I’ve come across a couple of themes in my practice this past month (1) strange or scary dreams (2) increased anxiety and scary thoughts.

This is especially troublesome for children who may not be able to connect their dreams and fears to things such as a lack of sleep, changes in weather, darkness, or feeling unwell.

Fears and nightmares in children are partly normal in their developmental stages. Our knee jerk reaction as parents and caregivers is to comfort our kids by saying things such as “just don’t think about it, it’s not real, ignore it, or distract yourself.”

Self soothing is definitely a valuable skill and kids will benefit from that skill throughout their lives. But, I would like to invite you to shift the way you discuss your children’s fears with them.

How? Through mindfulness…

Mindfulness is such a profound way to manage stress, anxiety, fears, and worries for adults and children alike. This doesn’t mean spending 20 minutes in stillness – I don’t think any child could sit still and quiet for 20 minutes!!

You can get very creative with mindfulness. It doesn’t have be a time-consuming activity. Kids are able to process and comprehend SO much more than we would ever understand or give them credit for. They are also very literal and learn best when being able to utilize their rich imaginations.

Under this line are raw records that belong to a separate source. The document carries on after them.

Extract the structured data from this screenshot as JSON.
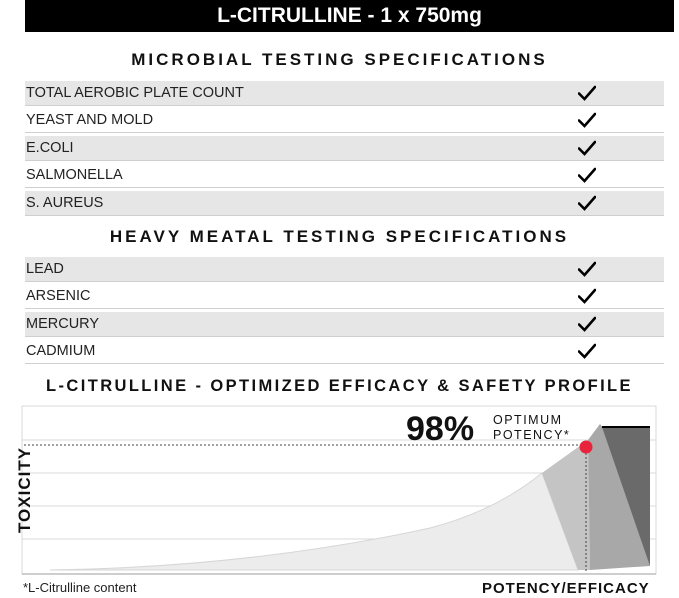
{
  "banner": "L-CITRULLINE - 1 x 750mg",
  "microbial": {
    "title": "MICROBIAL TESTING SPECIFICATIONS",
    "items": [
      "TOTAL AEROBIC PLATE COUNT",
      "YEAST AND MOLD",
      "E.COLI",
      "SALMONELLA",
      "S. AUREUS"
    ]
  },
  "heavy_metal": {
    "title": "HEAVY MEATAL TESTING SPECIFICATIONS",
    "items": [
      "LEAD",
      "ARSENIC",
      "MERCURY",
      "CADMIUM"
    ]
  },
  "chart": {
    "title": "L-CITRULLINE - OPTIMIZED EFFICACY & SAFETY PROFILE",
    "big_value": "98%",
    "note_line1": "OPTIMUM",
    "note_line2": "POTENCY*",
    "ylabel": "TOXICITY",
    "xlabel": "POTENCY/EFFICACY",
    "marker_color": "#e8243c"
  },
  "footnote": "*L-Citrulline content",
  "icons": {
    "check": "check-icon"
  }
}
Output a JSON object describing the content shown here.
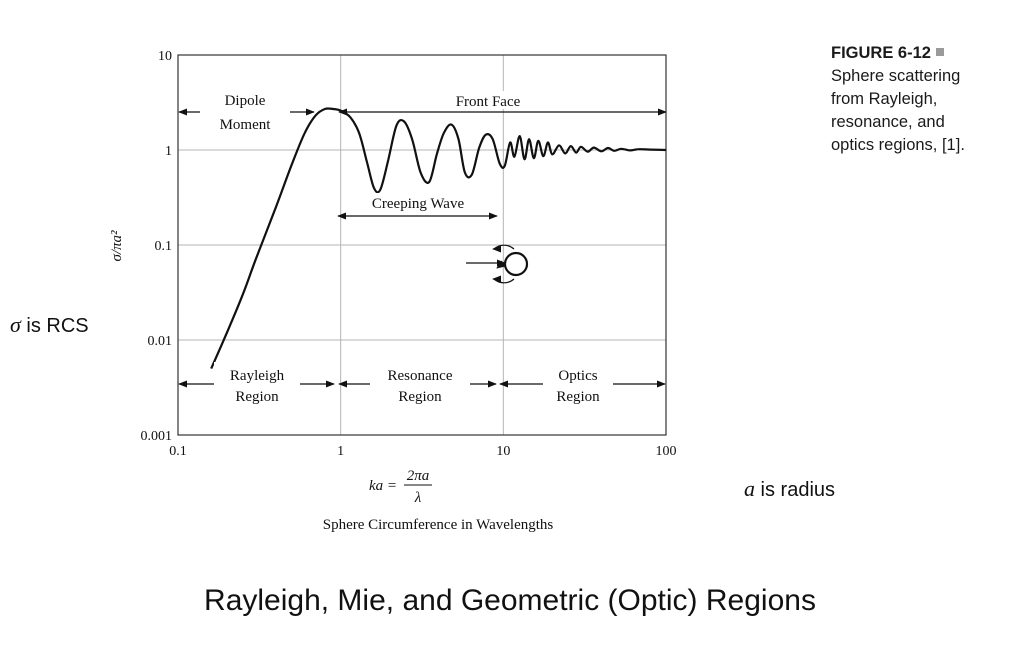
{
  "caption": {
    "figure_label": "FIGURE 6-12",
    "text_lines": [
      "Sphere scattering",
      "from Rayleigh,",
      "resonance, and",
      "optics regions, [1]."
    ]
  },
  "notes": {
    "sigma_symbol": "σ",
    "sigma_text": " is RCS",
    "a_symbol": "a",
    "a_text": " is radius"
  },
  "slide_title": "Rayleigh, Mie, and Geometric (Optic) Regions",
  "chart_data": {
    "type": "line",
    "x_scale": "log",
    "y_scale": "log",
    "xlim": [
      0.1,
      100
    ],
    "ylim": [
      0.001,
      10
    ],
    "x_ticks": [
      "0.1",
      "1",
      "10",
      "100"
    ],
    "y_ticks": [
      "0.001",
      "0.01",
      "0.1",
      "1",
      "10"
    ],
    "ylabel": "σ/πa²",
    "xlabel_formula": {
      "lhs": "ka =",
      "numerator": "2πa",
      "denominator": "λ"
    },
    "xlabel": "Sphere Circumference in Wavelengths",
    "grid": true,
    "series": [
      {
        "x": [
          0.16,
          0.2,
          0.25,
          0.3,
          0.4,
          0.5,
          0.6,
          0.7,
          0.8,
          0.9,
          1.0,
          1.15,
          1.3,
          1.45,
          1.6,
          1.75,
          1.95,
          2.2,
          2.45,
          2.75,
          3.1,
          3.5,
          3.9,
          4.3,
          4.8,
          5.3,
          5.8,
          6.4,
          7.1,
          7.8,
          8.6,
          9.5,
          10.2,
          11.0,
          11.7,
          12.6,
          13.5,
          14.4,
          15.4,
          16.4,
          17.6,
          18.8,
          20,
          22,
          24,
          26,
          28,
          30,
          33,
          36,
          40,
          44,
          48,
          53,
          60,
          68,
          80,
          100
        ],
        "y": [
          0.005,
          0.012,
          0.03,
          0.07,
          0.25,
          0.7,
          1.5,
          2.3,
          2.7,
          2.7,
          2.6,
          2.2,
          1.5,
          0.75,
          0.4,
          0.38,
          0.75,
          1.8,
          2.0,
          1.3,
          0.58,
          0.46,
          0.9,
          1.5,
          1.85,
          1.3,
          0.58,
          0.55,
          1.05,
          1.45,
          1.3,
          0.72,
          0.68,
          1.2,
          0.85,
          1.4,
          0.8,
          1.3,
          0.82,
          1.25,
          0.86,
          1.2,
          0.9,
          1.12,
          0.92,
          1.1,
          0.94,
          1.08,
          0.96,
          1.06,
          0.97,
          1.05,
          0.98,
          1.03,
          0.99,
          1.02,
          1.01,
          1.0
        ]
      }
    ],
    "annotations": {
      "dipole_moment": [
        "Dipole",
        "Moment"
      ],
      "front_face": "Front Face",
      "creeping_wave": "Creeping Wave",
      "regions": [
        {
          "name": [
            "Rayleigh",
            "Region"
          ],
          "x_range": [
            0.1,
            1
          ]
        },
        {
          "name": [
            "Resonance",
            "Region"
          ],
          "x_range": [
            1,
            10
          ]
        },
        {
          "name": [
            "Optics",
            "Region"
          ],
          "x_range": [
            10,
            100
          ]
        }
      ]
    }
  }
}
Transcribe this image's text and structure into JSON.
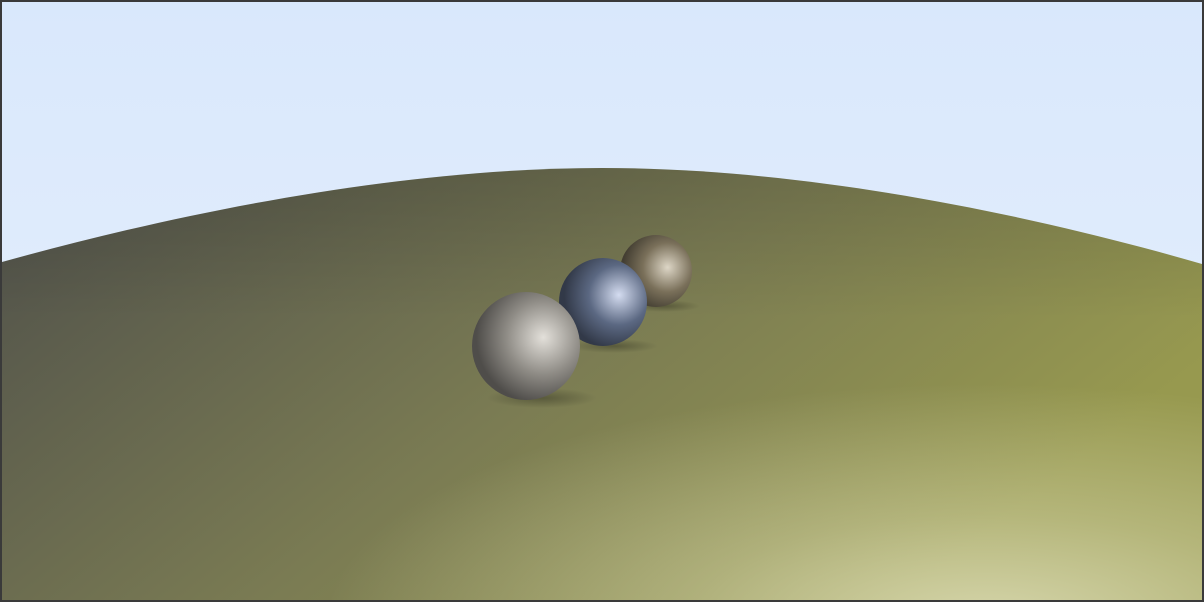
{
  "scene": {
    "sky_top_color": "#d9e8fc",
    "sky_bottom_color": "#e7f0fb",
    "ground_dark_color": "#4e4f4a",
    "ground_mid_color": "#7a7b53",
    "ground_olive_color": "#97994f",
    "ground_highlight_color": "#d9d9b0",
    "spheres": [
      {
        "name": "large-grey-sphere",
        "material": "grey",
        "base_color": "#8f8c86",
        "highlight_color": "#e3e0da"
      },
      {
        "name": "blue-sphere",
        "material": "blue-grey",
        "base_color": "#5b6882",
        "highlight_color": "#d4dcf0"
      },
      {
        "name": "tan-sphere",
        "material": "tan",
        "base_color": "#7a705a",
        "highlight_color": "#ddd6c6"
      }
    ]
  }
}
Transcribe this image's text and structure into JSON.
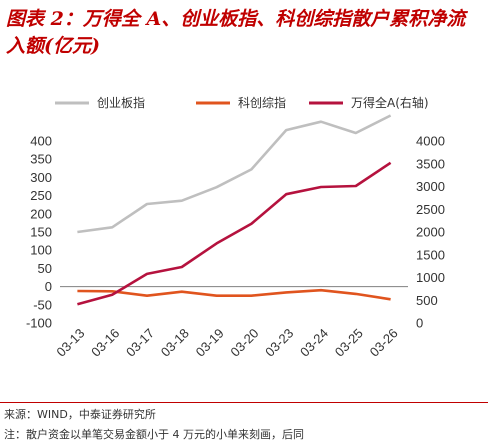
{
  "title": "图表 2：万得全 A、创业板指、科创综指散户累积净流入额(亿元)",
  "chart_data": {
    "type": "line",
    "x": [
      "03-13",
      "03-16",
      "03-17",
      "03-18",
      "03-19",
      "03-20",
      "03-23",
      "03-24",
      "03-25",
      "03-26"
    ],
    "series": [
      {
        "name": "创业板指",
        "axis": "left",
        "color": "#bfbfbf",
        "values": [
          150,
          163,
          227,
          236,
          273,
          322,
          430,
          453,
          422,
          470
        ]
      },
      {
        "name": "科创综指",
        "axis": "left",
        "color": "#e0541e",
        "values": [
          -12,
          -13,
          -25,
          -14,
          -25,
          -25,
          -16,
          -10,
          -20,
          -35
        ]
      },
      {
        "name": "万得全A(右轴)",
        "axis": "right",
        "color": "#b5123e",
        "values": [
          410,
          620,
          1080,
          1230,
          1750,
          2180,
          2830,
          2990,
          3010,
          3520
        ]
      }
    ],
    "y_left": {
      "lim": [
        -100,
        400
      ],
      "ticks": [
        "-100",
        "-50",
        "0",
        "50",
        "100",
        "150",
        "200",
        "250",
        "300",
        "350",
        "400"
      ]
    },
    "y_right": {
      "lim": [
        0,
        4000
      ],
      "ticks": [
        "0",
        "500",
        "1000",
        "1500",
        "2000",
        "2500",
        "3000",
        "3500",
        "4000"
      ]
    },
    "legend_placement": "top",
    "grid": false
  },
  "footer": {
    "source": "来源：WIND，中泰证券研究所",
    "note": "注：散户资金以单笔交易金额小于 4 万元的小单来刻画，后同"
  }
}
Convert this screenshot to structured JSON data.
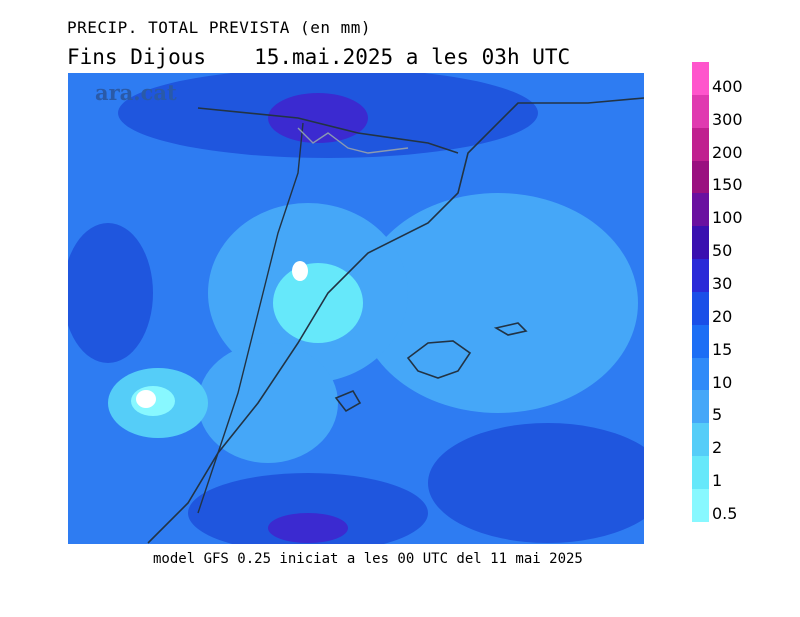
{
  "header": {
    "title": "PRECIP. TOTAL PREVISTA (en mm)",
    "subtitle_left": "Fins Dijous",
    "subtitle_right": "15.mai.2025 a les 03h UTC"
  },
  "watermark": "ara.cat",
  "footer": "model GFS 0.25 iniciat a les 00 UTC del 11 mai 2025",
  "legend": {
    "levels": [
      "400",
      "300",
      "200",
      "150",
      "100",
      "50",
      "30",
      "20",
      "15",
      "10",
      "5",
      "2",
      "1",
      "0.5"
    ],
    "colors": [
      "#ff55cc",
      "#e03ab0",
      "#c0208f",
      "#9a1080",
      "#6a10a0",
      "#3a10b0",
      "#2a2ad8",
      "#1a4fe8",
      "#1c6ef5",
      "#2f8af8",
      "#45a7f8",
      "#55cdf8",
      "#66e8fa",
      "#88f8ff"
    ]
  },
  "map": {
    "base_color": "#2e7cf2"
  }
}
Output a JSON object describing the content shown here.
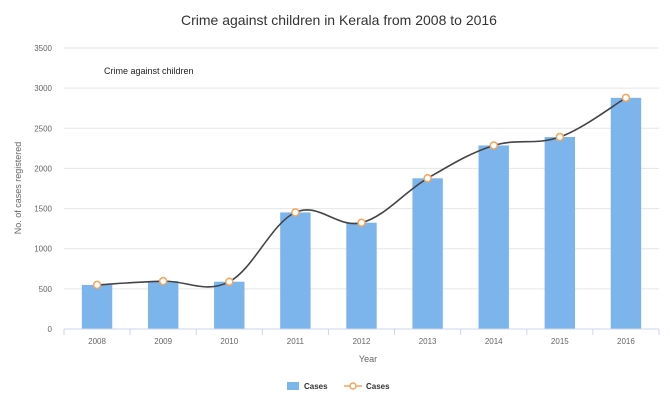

Here is just a few ways kids can practice mindfulness…

  • Through drawing
  • Talking with a trusted friend or adult
  • Movement – exercise, sports, dancing, etc.
  • Breathing – try some of the breathing exercises on our past blog here

If your little one is experiencing worry thoughts and fears right before bedtime I have the perfect mindfulness activity for you to try with them.

I love to practice this one with my own kids!

Worry Thought Mindfulness Practice for Kids

While laying in bed or even before bedtime, have an open and honest conversation about their fears. They might be afraid to talk about it but reassure them that when we share our fears, those fears lose some of their power.

Once you’ve heard their fears, ask your child to imagine when a thought pops into their head that they are able to put that thought in a bubble and toss it up to the sky (the Universe, God, Heaven – whatever your belief system may be). When the thought is thrown into the sky it is dealt with and it is no longer a fear swimming around in your head.

Repeat as often as necessary!

This is an excellent mindfulness exercise that can be utilized by kids and can become a tool that they will carry along with them into adulthood.